The reality is that the loneliness starts in our heads, so let’s start there. First and foremost, remember why you are in the role you are in and the value you bring. You, and only you, have been put on the team for a reason; your experience, knowledge, and ability to influence in that specific work group. Own your role. Moreover, remember your value. If you call out the gap now, it is going to make the project successful in the long run. Success it the ultimate goal, so stay focused on your ability and the desire to have the project succeed.
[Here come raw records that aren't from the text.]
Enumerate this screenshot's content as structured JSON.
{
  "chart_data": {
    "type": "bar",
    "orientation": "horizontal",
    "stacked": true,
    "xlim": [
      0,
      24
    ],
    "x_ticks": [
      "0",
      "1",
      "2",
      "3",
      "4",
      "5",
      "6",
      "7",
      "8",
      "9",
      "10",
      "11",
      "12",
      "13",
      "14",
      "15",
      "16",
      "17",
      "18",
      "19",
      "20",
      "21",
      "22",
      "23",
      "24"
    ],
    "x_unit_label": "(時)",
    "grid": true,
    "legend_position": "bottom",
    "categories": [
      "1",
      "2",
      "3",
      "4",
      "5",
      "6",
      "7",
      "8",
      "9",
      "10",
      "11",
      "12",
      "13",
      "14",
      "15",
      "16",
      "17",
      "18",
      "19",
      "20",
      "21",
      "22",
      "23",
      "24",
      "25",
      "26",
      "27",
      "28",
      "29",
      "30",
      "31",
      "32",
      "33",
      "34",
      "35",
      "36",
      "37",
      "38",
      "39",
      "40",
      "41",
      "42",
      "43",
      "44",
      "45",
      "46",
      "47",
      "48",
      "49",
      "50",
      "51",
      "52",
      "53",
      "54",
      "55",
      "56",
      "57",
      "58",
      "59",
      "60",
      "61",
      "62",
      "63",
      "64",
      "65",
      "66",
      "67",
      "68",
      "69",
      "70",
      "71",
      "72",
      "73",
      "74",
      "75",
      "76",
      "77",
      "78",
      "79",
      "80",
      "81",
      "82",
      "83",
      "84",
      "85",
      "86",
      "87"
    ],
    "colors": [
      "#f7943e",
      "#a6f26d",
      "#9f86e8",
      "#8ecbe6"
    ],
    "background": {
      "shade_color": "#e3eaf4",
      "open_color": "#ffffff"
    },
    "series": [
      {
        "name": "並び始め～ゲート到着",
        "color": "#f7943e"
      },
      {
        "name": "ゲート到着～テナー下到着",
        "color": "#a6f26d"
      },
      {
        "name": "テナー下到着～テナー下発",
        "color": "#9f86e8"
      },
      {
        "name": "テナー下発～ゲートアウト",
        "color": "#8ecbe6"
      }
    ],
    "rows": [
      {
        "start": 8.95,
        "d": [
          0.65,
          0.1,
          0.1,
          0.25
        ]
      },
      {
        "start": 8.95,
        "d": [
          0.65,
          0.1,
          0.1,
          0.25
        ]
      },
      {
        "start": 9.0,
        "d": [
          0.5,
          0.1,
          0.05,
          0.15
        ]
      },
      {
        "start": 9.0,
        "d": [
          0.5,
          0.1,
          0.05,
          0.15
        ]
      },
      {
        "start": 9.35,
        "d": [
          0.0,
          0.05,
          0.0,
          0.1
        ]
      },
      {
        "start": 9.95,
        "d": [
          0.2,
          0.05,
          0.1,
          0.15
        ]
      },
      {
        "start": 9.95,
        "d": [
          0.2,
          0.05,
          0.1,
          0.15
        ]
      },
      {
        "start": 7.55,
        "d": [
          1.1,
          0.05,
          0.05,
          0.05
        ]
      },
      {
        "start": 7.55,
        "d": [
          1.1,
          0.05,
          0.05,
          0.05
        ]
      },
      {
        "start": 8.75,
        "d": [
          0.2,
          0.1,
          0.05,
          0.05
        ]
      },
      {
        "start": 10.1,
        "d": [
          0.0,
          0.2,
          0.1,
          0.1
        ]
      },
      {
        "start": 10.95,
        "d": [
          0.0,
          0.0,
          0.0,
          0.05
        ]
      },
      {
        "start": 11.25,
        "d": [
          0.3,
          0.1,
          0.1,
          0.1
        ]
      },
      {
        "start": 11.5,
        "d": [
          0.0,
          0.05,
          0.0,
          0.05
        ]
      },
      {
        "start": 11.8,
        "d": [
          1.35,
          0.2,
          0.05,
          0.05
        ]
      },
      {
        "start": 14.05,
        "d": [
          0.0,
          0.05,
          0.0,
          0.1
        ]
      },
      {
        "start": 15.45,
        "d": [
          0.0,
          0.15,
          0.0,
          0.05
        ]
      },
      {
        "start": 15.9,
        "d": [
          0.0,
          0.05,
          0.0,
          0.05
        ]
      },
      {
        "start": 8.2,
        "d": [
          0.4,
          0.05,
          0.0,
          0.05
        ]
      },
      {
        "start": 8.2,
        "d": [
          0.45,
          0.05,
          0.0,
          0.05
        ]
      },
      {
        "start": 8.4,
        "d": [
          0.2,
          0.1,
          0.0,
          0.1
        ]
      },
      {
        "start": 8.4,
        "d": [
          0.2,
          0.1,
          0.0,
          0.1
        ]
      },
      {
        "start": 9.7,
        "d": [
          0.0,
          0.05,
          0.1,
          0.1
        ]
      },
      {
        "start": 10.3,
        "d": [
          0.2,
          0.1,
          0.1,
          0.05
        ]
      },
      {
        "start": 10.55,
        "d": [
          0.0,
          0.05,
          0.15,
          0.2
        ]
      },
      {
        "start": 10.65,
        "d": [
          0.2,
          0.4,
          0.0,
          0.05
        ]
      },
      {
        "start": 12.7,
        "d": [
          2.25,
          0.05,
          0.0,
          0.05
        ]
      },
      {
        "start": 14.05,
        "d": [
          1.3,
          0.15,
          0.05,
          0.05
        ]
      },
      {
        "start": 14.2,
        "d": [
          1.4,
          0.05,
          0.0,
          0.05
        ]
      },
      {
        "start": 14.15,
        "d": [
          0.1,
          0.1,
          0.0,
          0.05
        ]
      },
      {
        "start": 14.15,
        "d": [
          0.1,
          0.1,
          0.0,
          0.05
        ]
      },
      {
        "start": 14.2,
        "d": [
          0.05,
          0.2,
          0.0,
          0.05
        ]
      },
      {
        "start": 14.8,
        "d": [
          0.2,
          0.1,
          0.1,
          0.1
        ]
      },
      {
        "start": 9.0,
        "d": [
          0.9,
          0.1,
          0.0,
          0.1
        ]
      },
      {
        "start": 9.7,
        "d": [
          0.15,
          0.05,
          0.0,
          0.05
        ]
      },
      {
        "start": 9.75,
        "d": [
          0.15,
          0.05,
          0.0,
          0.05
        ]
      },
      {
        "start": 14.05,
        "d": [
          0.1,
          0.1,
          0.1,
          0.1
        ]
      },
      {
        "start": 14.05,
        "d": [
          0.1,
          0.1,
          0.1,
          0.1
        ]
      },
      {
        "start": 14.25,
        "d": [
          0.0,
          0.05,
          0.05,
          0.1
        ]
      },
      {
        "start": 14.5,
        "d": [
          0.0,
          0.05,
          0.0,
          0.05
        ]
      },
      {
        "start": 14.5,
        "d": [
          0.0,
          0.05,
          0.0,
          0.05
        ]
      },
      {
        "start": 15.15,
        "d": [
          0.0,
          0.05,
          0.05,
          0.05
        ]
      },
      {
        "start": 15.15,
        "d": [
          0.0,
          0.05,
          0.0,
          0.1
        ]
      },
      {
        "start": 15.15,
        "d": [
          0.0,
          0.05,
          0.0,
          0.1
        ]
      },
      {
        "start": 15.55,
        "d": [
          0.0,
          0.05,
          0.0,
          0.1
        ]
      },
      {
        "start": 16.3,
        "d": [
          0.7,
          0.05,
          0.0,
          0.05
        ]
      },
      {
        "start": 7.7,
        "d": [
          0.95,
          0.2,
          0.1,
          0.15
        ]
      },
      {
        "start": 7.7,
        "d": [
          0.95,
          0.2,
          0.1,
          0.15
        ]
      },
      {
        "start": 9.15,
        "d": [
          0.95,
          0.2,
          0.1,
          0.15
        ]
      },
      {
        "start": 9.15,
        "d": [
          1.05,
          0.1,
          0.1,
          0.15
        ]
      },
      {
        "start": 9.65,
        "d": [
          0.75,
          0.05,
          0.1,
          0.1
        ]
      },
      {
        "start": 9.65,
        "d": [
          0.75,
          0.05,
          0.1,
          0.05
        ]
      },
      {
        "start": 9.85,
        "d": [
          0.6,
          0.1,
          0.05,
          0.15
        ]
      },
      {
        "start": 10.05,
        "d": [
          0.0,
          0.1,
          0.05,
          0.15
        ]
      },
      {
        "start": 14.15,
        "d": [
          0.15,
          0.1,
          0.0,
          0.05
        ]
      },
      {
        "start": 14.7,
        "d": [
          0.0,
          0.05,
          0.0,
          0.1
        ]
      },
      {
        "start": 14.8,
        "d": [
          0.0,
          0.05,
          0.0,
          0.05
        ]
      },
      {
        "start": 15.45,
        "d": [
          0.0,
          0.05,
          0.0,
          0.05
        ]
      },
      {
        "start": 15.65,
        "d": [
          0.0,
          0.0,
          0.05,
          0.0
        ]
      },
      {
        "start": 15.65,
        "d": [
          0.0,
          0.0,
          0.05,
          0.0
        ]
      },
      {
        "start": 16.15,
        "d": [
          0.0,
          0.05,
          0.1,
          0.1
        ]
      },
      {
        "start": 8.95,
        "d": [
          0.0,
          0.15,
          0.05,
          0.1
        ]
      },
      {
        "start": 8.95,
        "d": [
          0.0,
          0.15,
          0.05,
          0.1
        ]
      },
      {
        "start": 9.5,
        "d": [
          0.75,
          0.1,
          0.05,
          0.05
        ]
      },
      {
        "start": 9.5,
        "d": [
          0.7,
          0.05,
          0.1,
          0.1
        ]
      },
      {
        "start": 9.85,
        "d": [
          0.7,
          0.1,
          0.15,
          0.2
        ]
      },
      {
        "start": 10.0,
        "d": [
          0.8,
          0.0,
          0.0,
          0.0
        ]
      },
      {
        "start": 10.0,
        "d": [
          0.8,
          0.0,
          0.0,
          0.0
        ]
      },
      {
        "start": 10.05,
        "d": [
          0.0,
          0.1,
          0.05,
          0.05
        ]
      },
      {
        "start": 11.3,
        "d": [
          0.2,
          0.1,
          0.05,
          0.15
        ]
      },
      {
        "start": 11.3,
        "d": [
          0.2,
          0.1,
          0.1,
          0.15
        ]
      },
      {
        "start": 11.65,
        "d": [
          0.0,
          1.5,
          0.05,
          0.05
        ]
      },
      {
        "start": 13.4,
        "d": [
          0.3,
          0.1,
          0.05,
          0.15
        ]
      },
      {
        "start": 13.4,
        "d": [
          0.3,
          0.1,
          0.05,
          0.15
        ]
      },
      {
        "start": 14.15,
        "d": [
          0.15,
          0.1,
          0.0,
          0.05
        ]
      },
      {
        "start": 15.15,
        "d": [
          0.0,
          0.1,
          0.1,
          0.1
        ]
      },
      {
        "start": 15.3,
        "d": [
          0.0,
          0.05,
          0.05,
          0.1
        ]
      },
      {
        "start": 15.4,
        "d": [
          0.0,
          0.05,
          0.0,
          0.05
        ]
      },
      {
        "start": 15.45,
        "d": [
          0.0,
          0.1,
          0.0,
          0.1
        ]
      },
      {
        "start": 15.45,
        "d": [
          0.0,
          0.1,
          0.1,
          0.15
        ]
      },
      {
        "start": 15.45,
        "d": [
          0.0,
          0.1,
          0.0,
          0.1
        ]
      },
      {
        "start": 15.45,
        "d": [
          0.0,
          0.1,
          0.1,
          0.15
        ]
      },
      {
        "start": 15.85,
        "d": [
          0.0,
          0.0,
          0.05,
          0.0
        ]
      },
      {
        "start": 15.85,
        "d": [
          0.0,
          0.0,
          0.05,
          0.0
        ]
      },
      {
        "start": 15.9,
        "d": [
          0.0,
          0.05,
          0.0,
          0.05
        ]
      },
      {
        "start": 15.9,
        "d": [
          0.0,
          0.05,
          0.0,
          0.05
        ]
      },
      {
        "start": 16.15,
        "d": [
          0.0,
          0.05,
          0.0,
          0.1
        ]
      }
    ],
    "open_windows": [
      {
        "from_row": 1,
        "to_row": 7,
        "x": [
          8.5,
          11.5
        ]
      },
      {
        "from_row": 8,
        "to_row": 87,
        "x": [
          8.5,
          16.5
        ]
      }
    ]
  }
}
Secondarily, you need to fit in with the team in order to not feel lonely. So ask yourself, what do you have in common with the rest of the team that you can align around? We said it previously, the desire to ensure the project is successful. Remind them of that. When you are providing feedback, asking questions, pushing against the process, remind the team that you are doing this to ensure their hard work pays off and that it’s better to find it now than after a full launch of the strategy.
Last but not least, don’t forget to check yourself from time to time. It can be great to have the knowledge, be able to share it, poke holes in other peoples’ work, etc. You feel accomplished in being the person who asked the critical question or raised the flag no one else saw. But when that is all that is accomplished, there is no teamwork. Remember to not just call out the gaps, but be part of the solution. This is critical. To simply say why it won’t work but not share potential solutions is futile. Saying you care about the project is one thing, saying it and then putting your brain in the game to solve for the gaps, is a totally different level of commitment.
It cannot be said enough that the person in the room with the knowledge and courage to speak the truth is a powerfully dangerous individual with infinite value. You are that dangerous combination. Worry less about fitting in and focus more on the value you add and the ability to support the team on all fronts. If you truly become part of the team, you may still be dangerous, but you won’t be alone. And that too, is a combination of infinite value.